The modernists—Eliot, Joyce, Beckett—and modernism had not yet completely triumphed, so that Virginia Woolf and Leonard Woolf could argue about Shaw’s place in modernism, Virginia maintaining that Shaw was out of date, and Leonard asserting that if it had not been for Shaw’s work of educating the first generation of the twentieth century about everything, the modernists would have found no audience. So Shaw still could seem ahead of his time—enough ahead of his time for a most modern woman like Katharine Hepburn (and the character she played in Morning Glory) to admire him as a culture hero, an advanced thinker, and a modern playwright.

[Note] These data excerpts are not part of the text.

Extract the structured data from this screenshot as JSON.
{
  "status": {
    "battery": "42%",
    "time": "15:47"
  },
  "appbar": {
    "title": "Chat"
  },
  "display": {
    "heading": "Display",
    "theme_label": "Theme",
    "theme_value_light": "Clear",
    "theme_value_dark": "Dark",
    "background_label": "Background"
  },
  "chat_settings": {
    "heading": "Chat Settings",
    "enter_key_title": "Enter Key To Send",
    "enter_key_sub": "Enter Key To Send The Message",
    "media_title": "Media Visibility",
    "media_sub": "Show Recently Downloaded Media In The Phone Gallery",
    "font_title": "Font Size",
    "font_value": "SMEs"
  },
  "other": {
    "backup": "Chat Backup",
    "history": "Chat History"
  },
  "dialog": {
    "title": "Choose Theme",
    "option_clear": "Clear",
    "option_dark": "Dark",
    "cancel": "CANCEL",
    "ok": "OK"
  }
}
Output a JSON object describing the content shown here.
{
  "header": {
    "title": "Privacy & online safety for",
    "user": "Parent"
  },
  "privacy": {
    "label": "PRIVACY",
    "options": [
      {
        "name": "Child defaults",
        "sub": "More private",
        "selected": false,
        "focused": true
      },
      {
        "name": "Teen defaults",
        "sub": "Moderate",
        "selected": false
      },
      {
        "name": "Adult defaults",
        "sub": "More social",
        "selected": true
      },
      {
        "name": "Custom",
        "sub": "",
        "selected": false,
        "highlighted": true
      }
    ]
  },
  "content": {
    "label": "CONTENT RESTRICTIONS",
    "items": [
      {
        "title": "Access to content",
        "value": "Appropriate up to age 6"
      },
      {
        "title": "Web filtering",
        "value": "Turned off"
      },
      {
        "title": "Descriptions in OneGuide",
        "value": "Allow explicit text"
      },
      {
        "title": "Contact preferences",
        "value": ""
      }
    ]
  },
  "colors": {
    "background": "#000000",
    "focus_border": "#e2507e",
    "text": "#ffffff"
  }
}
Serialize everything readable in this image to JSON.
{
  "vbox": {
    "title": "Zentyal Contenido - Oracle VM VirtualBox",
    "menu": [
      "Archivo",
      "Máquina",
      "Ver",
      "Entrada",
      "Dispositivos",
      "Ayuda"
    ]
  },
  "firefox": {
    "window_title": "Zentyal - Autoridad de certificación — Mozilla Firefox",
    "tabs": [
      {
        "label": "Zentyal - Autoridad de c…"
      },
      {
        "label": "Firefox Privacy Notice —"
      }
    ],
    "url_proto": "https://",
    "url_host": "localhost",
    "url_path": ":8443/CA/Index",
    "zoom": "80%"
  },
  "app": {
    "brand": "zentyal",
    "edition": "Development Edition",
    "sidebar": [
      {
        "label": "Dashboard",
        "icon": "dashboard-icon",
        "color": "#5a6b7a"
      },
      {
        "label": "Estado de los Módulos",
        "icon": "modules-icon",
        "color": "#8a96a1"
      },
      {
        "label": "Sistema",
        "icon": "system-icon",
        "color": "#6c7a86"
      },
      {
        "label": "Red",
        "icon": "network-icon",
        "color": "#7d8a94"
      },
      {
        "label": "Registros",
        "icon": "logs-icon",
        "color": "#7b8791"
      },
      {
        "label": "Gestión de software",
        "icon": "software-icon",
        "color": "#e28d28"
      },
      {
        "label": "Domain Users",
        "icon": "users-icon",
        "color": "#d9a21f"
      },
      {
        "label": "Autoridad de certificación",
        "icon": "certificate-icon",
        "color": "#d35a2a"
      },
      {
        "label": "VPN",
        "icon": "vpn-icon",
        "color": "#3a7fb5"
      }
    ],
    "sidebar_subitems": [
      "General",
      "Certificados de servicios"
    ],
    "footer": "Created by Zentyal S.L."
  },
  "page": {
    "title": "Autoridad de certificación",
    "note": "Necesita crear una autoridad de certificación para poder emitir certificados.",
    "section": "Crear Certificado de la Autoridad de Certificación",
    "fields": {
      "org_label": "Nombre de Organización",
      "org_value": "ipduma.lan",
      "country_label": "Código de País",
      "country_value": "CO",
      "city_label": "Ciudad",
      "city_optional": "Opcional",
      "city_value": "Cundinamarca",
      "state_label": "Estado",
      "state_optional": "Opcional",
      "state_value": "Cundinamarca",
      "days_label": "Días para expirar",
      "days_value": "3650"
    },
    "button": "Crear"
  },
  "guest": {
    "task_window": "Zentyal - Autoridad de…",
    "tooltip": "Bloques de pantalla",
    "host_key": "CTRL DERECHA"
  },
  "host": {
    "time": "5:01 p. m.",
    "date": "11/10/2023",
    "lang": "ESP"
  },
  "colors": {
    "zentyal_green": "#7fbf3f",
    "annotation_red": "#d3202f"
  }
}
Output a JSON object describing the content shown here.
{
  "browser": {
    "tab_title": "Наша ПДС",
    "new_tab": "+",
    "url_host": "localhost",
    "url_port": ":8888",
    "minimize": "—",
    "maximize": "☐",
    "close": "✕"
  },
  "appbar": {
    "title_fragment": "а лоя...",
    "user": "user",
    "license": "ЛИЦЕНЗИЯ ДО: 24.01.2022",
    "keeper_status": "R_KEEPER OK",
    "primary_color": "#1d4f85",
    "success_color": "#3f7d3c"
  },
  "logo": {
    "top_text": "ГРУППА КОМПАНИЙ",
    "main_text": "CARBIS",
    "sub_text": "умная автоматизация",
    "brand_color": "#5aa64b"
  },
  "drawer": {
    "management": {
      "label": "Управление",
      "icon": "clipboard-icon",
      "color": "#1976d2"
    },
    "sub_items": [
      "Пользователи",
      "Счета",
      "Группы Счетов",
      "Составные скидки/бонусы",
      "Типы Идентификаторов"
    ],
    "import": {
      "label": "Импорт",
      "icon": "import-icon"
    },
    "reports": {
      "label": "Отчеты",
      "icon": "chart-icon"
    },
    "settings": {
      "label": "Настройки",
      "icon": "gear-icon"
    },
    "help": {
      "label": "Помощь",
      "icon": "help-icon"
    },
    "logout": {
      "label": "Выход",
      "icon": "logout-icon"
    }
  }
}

The four plays in the present volume are test cases both for Shaw’s achievement in drama and for the destinies of his headstrong heroines. The plays also give more trouble than those in Barnes & Noble Classics’s other edition of Shaw—Mrs. Warren’s Profession, Candida, The Devil’s Disciple, and Man and Superman— more trouble in that they have more unresolved chords than his earlier plays, and so are more difficult to understand; they reflect a Shaw troubled by the role of the artist in the world and by the world’s role in the universe. Heartbreak House, the last play in this edition, was written during World War I; it expresses Shaw’s struggle not to be defeated by all the evidence that the Devil in Man and Superman, who argued that Man is primarily a destroyer with his heart in his weapons, was right after all.